Но даже если так — мне все равно.
Пусть рулит — ему это всегда отлично удается.
А мне — всегда нравится, даже если осознаю это с заметным опозданием.
Черт, я так давно не пила, что даже один бокал шампанского ударил в голову, а я уже попросила у стюардессы второй. А вот Вадим пьет только воду.
— Я никогда не была в Венеции, — признаюсь я, разглядывая в иллюминатор подсвеченные закатным солнцем облака.

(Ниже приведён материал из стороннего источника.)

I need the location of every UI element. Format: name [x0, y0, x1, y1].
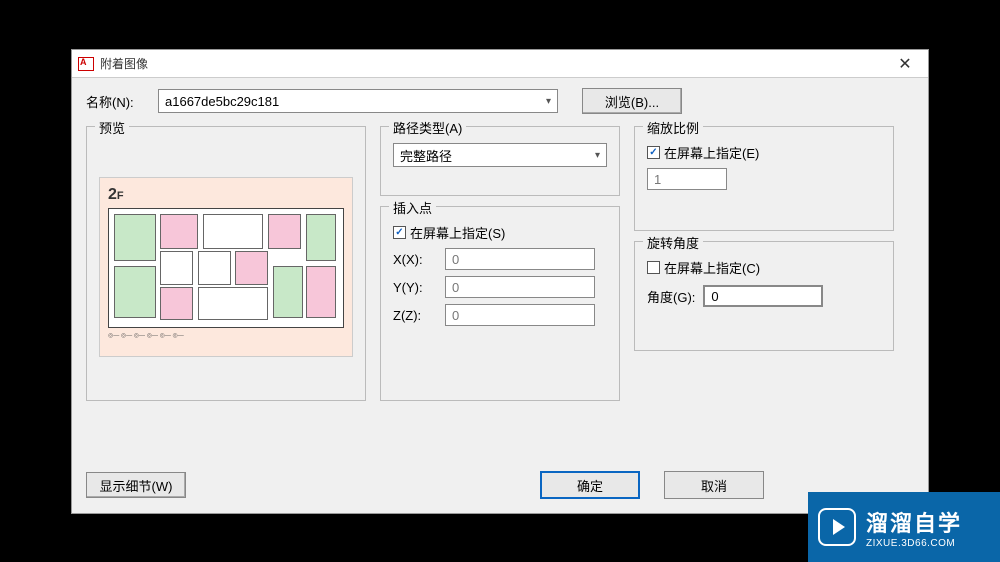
- angle-label: 角度(G):: [647, 287, 695, 306]
- angle-row: 角度(G): 0: [647, 285, 881, 307]
- insert-specify-label: 在屏幕上指定(S): [410, 223, 505, 242]
- scale-specify-row: ✓ 在屏幕上指定(E): [647, 143, 881, 162]
- rotation-specify-checkbox[interactable]: [647, 261, 660, 274]
- y-label: Y(Y):: [393, 280, 437, 295]
- name-label: 名称(N):: [86, 92, 150, 111]
- scale-title: 缩放比例: [643, 118, 703, 137]
- path-type-dropdown[interactable]: 完整路径 ▾: [393, 143, 607, 167]
- scale-input[interactable]: 1: [647, 168, 727, 190]
- chevron-down-icon: ▾: [546, 96, 551, 107]
- column-right: 缩放比例 ✓ 在屏幕上指定(E) 1 旋转角度 在屏幕上指定(C) 角度(G):: [634, 126, 894, 411]
- rotation-specify-row: 在屏幕上指定(C): [647, 258, 881, 277]
- insert-specify-row: ✓ 在屏幕上指定(S): [393, 223, 607, 242]
- rotation-title: 旋转角度: [643, 233, 703, 252]
- rotation-group: 旋转角度 在屏幕上指定(C) 角度(G): 0: [634, 241, 894, 351]
- floorplan-thumbnail: [108, 208, 344, 328]
- preview-image: 2F: [99, 177, 353, 357]
- z-label: Z(Z):: [393, 308, 437, 323]
- y-input[interactable]: 0: [445, 276, 595, 298]
- window-title: 附着图像: [100, 55, 148, 72]
- name-dropdown[interactable]: a1667de5bc29c181 ▾: [158, 89, 558, 113]
- preview-group: 预览 2F: [86, 126, 366, 401]
- play-icon: [818, 508, 856, 546]
- close-button[interactable]: ✕: [888, 53, 922, 75]
- preview-legend: ◎— ◎— ◎— ◎— ◎— ◎—: [108, 332, 344, 339]
- angle-input[interactable]: 0: [703, 285, 823, 307]
- cancel-button[interactable]: 取消: [664, 471, 764, 499]
- x-input[interactable]: 0: [445, 248, 595, 270]
- floor-label: 2F: [108, 186, 344, 204]
- ok-button[interactable]: 确定: [540, 471, 640, 499]
- titlebar: 附着图像 ✕: [72, 50, 928, 78]
- dialog-buttons: 确定 取消: [540, 471, 764, 499]
- insert-specify-checkbox[interactable]: ✓: [393, 226, 406, 239]
- insert-x-row: X(X): 0: [393, 248, 607, 270]
- insert-point-title: 插入点: [389, 198, 436, 217]
- watermark: 溜溜自学 ZIXUE.3D66.COM: [808, 492, 1000, 562]
- path-type-value: 完整路径: [400, 146, 452, 165]
- name-row: 名称(N): a1667de5bc29c181 ▾ 浏览(B)...: [86, 88, 914, 114]
- insert-y-row: Y(Y): 0: [393, 276, 607, 298]
- chevron-down-icon: ▾: [595, 150, 600, 161]
- attach-image-dialog: 附着图像 ✕ 名称(N): a1667de5bc29c181 ▾ 浏览(B)..…: [71, 49, 929, 514]
- show-details-button[interactable]: 显示细节(W): [86, 472, 186, 498]
- x-label: X(X):: [393, 252, 437, 267]
- watermark-text: 溜溜自学 ZIXUE.3D66.COM: [866, 506, 962, 549]
- scale-specify-checkbox[interactable]: ✓: [647, 146, 660, 159]
- name-value: a1667de5bc29c181: [165, 94, 279, 109]
- scale-specify-label: 在屏幕上指定(E): [664, 143, 759, 162]
- z-input[interactable]: 0: [445, 304, 595, 326]
- bottom-row: 显示细节(W) 确定 取消: [86, 471, 914, 499]
- column-mid: 路径类型(A) 完整路径 ▾ 插入点 ✓ 在屏幕上指定(S) X(X): 0: [380, 126, 620, 411]
- columns: 预览 2F: [86, 126, 914, 411]
- column-preview: 预览 2F: [86, 126, 366, 411]
- insert-z-row: Z(Z): 0: [393, 304, 607, 326]
- preview-title: 预览: [95, 118, 129, 137]
- insert-point-group: 插入点 ✓ 在屏幕上指定(S) X(X): 0 Y(Y): 0 Z(Z):: [380, 206, 620, 401]
- app-icon: [78, 57, 94, 71]
- browse-button[interactable]: 浏览(B)...: [582, 88, 682, 114]
- path-type-group: 路径类型(A) 完整路径 ▾: [380, 126, 620, 196]
- rotation-specify-label: 在屏幕上指定(C): [664, 258, 760, 277]
- scale-group: 缩放比例 ✓ 在屏幕上指定(E) 1: [634, 126, 894, 231]
- dialog-content: 名称(N): a1667de5bc29c181 ▾ 浏览(B)... 预览 2F: [72, 78, 928, 421]
- path-type-title: 路径类型(A): [389, 118, 466, 137]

— Я тоже, — роняет Авдеев.
— Правда? — не могу поверить. — Я думала. Ты уже весь мир избороздил вдоль и поперек.
— Правда. — Он тоже бросает мимолетный взгляд в окно — и снова переключается на телефон. — Ты же видела, как я обычно путешествую. Смотреть достопримечательности и делать круг, чтобы поставить галочку «покатался на гондоле» времени как правило нет.

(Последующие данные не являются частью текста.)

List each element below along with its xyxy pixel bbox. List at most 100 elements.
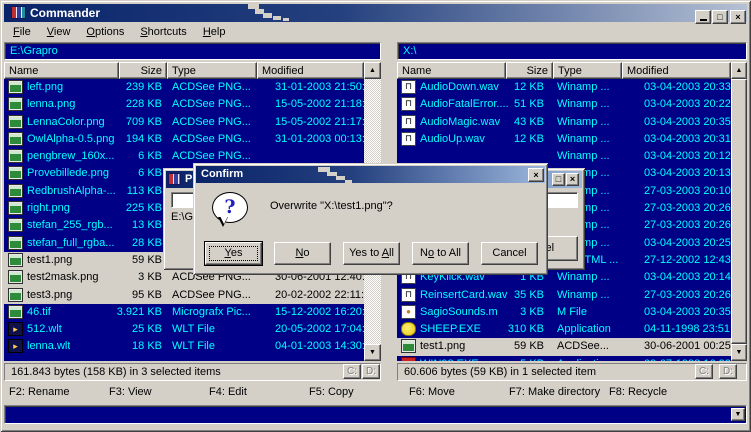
confirm-no-button[interactable]: No: [274, 242, 331, 265]
cell-type: Winamp ...: [557, 288, 610, 301]
fkey-f3[interactable]: F3: View: [109, 382, 152, 403]
fkey-f4[interactable]: F4: Edit: [209, 382, 247, 403]
file-row[interactable]: ● SagioSounds.m 3 KB M File 03-04-2003 20:35…: [397, 304, 731, 321]
file-row[interactable]: test1.png59 KBACDSee...30-06-2001 00:25:…: [397, 338, 731, 356]
cell-size: 28 KB: [132, 236, 162, 249]
confirm-close-button[interactable]: ×: [528, 168, 544, 182]
right-drive-d-button[interactable]: D:: [719, 364, 737, 379]
minimize-button[interactable]: [695, 10, 711, 24]
confirm-yes-to-all-button[interactable]: Yes to All: [343, 242, 400, 265]
command-line-field[interactable]: ▼: [4, 405, 747, 424]
img-file-icon: [8, 287, 23, 302]
cell-mod: 27-03-2003 20:26:48: [644, 219, 731, 232]
img-file-icon: [8, 304, 23, 319]
right-scroll-down-button[interactable]: ▼: [731, 344, 747, 361]
cell-mod: 27-03-2003 20:26:48: [644, 202, 731, 215]
file-row[interactable]: SHEEP.EXE 310 KB Application 04-11-1998 23:…: [397, 321, 731, 338]
progress-maximize-button[interactable]: □: [552, 173, 565, 186]
cell-mod: 03-04-2003 20:13:22: [644, 167, 731, 180]
fkey-f7[interactable]: F7: Make directory: [509, 382, 600, 403]
file-row[interactable]: ⊓ AudioUp.wav 12 KB Winamp ... 03-04-2003 20…: [397, 131, 731, 148]
cell-mod: 03-04-2003 20:25:52: [644, 236, 731, 249]
menu-view[interactable]: View: [39, 23, 79, 40]
fkey-f5[interactable]: F5: Copy: [309, 382, 354, 403]
fkey-f8[interactable]: F8: Recycle: [609, 382, 667, 403]
cell-size: 59 KB: [132, 253, 162, 266]
drag-artifact: [345, 180, 352, 184]
file-row[interactable]: lenna.png 228 KB ACDSee PNG... 15-05-2002 2…: [4, 96, 364, 113]
menu-help[interactable]: Help: [195, 23, 234, 40]
left-drive-c-button[interactable]: C:: [343, 364, 361, 379]
left-column-type[interactable]: Type: [167, 62, 257, 79]
progress-close-button[interactable]: ×: [566, 173, 579, 186]
cell-size: 3 KB: [138, 271, 162, 284]
cell-size: 95 KB: [132, 288, 162, 301]
cell-size: 225 KB: [125, 202, 162, 215]
cell-type: ACDSee PNG...: [172, 132, 251, 145]
right-column-type[interactable]: Type: [553, 62, 622, 79]
right-status-text: 60.606 bytes (59 KB) in 1 selected item: [404, 366, 596, 378]
drag-artifact: [336, 176, 345, 180]
cell-mod: 04-11-1998 23:51:36: [644, 323, 731, 336]
cell-size: 6 KB: [138, 167, 162, 180]
cell-type: ACDSee...: [557, 340, 609, 353]
menu-options[interactable]: Options: [78, 23, 132, 40]
cell-name: 512.wlt: [27, 323, 62, 336]
file-row[interactable]: LennaColor.png 709 KB ACDSee PNG... 15-05-2…: [4, 114, 364, 131]
cell-size: 3.921 KB: [116, 305, 162, 318]
cell-type: ACDSee PNG...: [172, 288, 251, 301]
command-history-dropdown-button[interactable]: ▼: [731, 408, 745, 421]
close-button[interactable]: ×: [730, 10, 746, 24]
img-file-icon: [8, 114, 23, 129]
img-file-icon: [8, 270, 23, 285]
left-column-name[interactable]: Name: [4, 62, 119, 79]
fkey-f6[interactable]: F6: Move: [409, 382, 455, 403]
menu-file[interactable]: File: [5, 23, 39, 40]
file-row[interactable]: ▸ 512.wlt 25 KB WLT File 20-05-2002 17:04:38: [4, 321, 364, 338]
cell-mod: 20-05-2002 17:04:38: [275, 323, 364, 336]
right-scrollbar-thumb[interactable]: [731, 79, 747, 344]
right-column-modified[interactable]: Modified: [622, 62, 731, 79]
file-row[interactable]: ⊓ AudioMagic.wav 43 KB Winamp ... 03-04-2003…: [397, 114, 731, 131]
progress-dialog-title: P: [185, 173, 193, 185]
confirm-no-to-all-button[interactable]: No to All: [412, 242, 469, 265]
left-scroll-down-button[interactable]: ▼: [364, 344, 381, 361]
left-drive-d-button[interactable]: D:: [362, 364, 380, 379]
file-row[interactable]: OwlAlpha-0.5.png 194 KB ACDSee PNG... 31-01…: [4, 131, 364, 148]
cell-size: 43 KB: [514, 115, 544, 128]
file-row[interactable]: test3.png 95 KB ACDSee PNG... 20-02-2002 22…: [4, 286, 364, 304]
maximize-button[interactable]: □: [712, 10, 728, 24]
file-row[interactable]: WIN98.EXE5 KBApplication09-07-1998 16:22…: [397, 356, 731, 361]
menu-shortcuts[interactable]: Shortcuts: [132, 23, 194, 40]
confirm-cancel-button[interactable]: Cancel: [481, 242, 538, 265]
right-drive-c-button[interactable]: C:: [695, 364, 713, 379]
file-row[interactable]: ⊓ AudioFatalError.... 51 KB Winamp ... 03-04…: [397, 96, 731, 113]
left-scroll-up-button[interactable]: ▲: [364, 62, 381, 79]
exe-file-icon: [401, 356, 416, 361]
confirm-message: Overwrite "X:\test1.png"?: [270, 200, 393, 212]
confirm-yes-button[interactable]: Yes: [204, 241, 263, 266]
cell-type: Winamp ...: [557, 81, 610, 93]
cell-mod: 27-03-2003 20:26:48: [644, 288, 731, 301]
function-key-bar: F2: Rename F3: View F4: Edit F5: Copy F6: Mo…: [4, 382, 747, 403]
right-scroll-up-button[interactable]: ▲: [731, 62, 747, 79]
file-row[interactable]: ⊓ AudioDown.wav 12 KB Winamp ... 03-04-2003 …: [397, 79, 731, 96]
right-column-size[interactable]: Size: [506, 62, 553, 79]
fkey-f2[interactable]: F2: Rename: [9, 382, 70, 403]
img-file-icon: [8, 131, 23, 146]
file-row[interactable]: 46.tif 3.921 KB Micrografx Pic... 15-12-200…: [4, 304, 364, 321]
file-row[interactable]: ▸lenna.wlt18 KBWLT File04-01-2003 14:30:…: [4, 338, 364, 355]
cell-mod: 15-12-2002 16:20:42: [275, 305, 364, 318]
file-row[interactable]: left.png 239 KB ACDSee PNG... 31-01-2003 21…: [4, 79, 364, 96]
left-column-size[interactable]: Size: [119, 62, 167, 79]
cell-size: 310 KB: [507, 323, 544, 336]
cell-size: 239 KB: [125, 81, 162, 93]
cell-mod: 15-05-2002 21:17:14: [275, 115, 364, 128]
left-status-bar: 161.843 bytes (158 KB) in 3 selected ite…: [4, 363, 381, 381]
img-file-icon: [8, 80, 23, 94]
file-row[interactable]: ⊓ ReinsertCard.wav 35 KB Winamp ... 27-03-20…: [397, 287, 731, 304]
cell-size: 35 KB: [514, 288, 544, 301]
right-column-name[interactable]: Name: [397, 62, 506, 79]
confirm-dialog-title-bar: Confirm ×: [196, 166, 545, 184]
left-column-modified[interactable]: Modified: [257, 62, 364, 79]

Я помню. В Нью-Йорке он много работал и из трех дней, которые мы провели вдвоем, у нас был только один вечер вместе. Правда, совершенно фантастический.
Я уже миллион раз отругал себя за то, что выбросила уродливого зайца, которого Авдеев купил мне у уличного торговца. Теперь кроме воспоминаний, у меня о той поездке не осталось ничего.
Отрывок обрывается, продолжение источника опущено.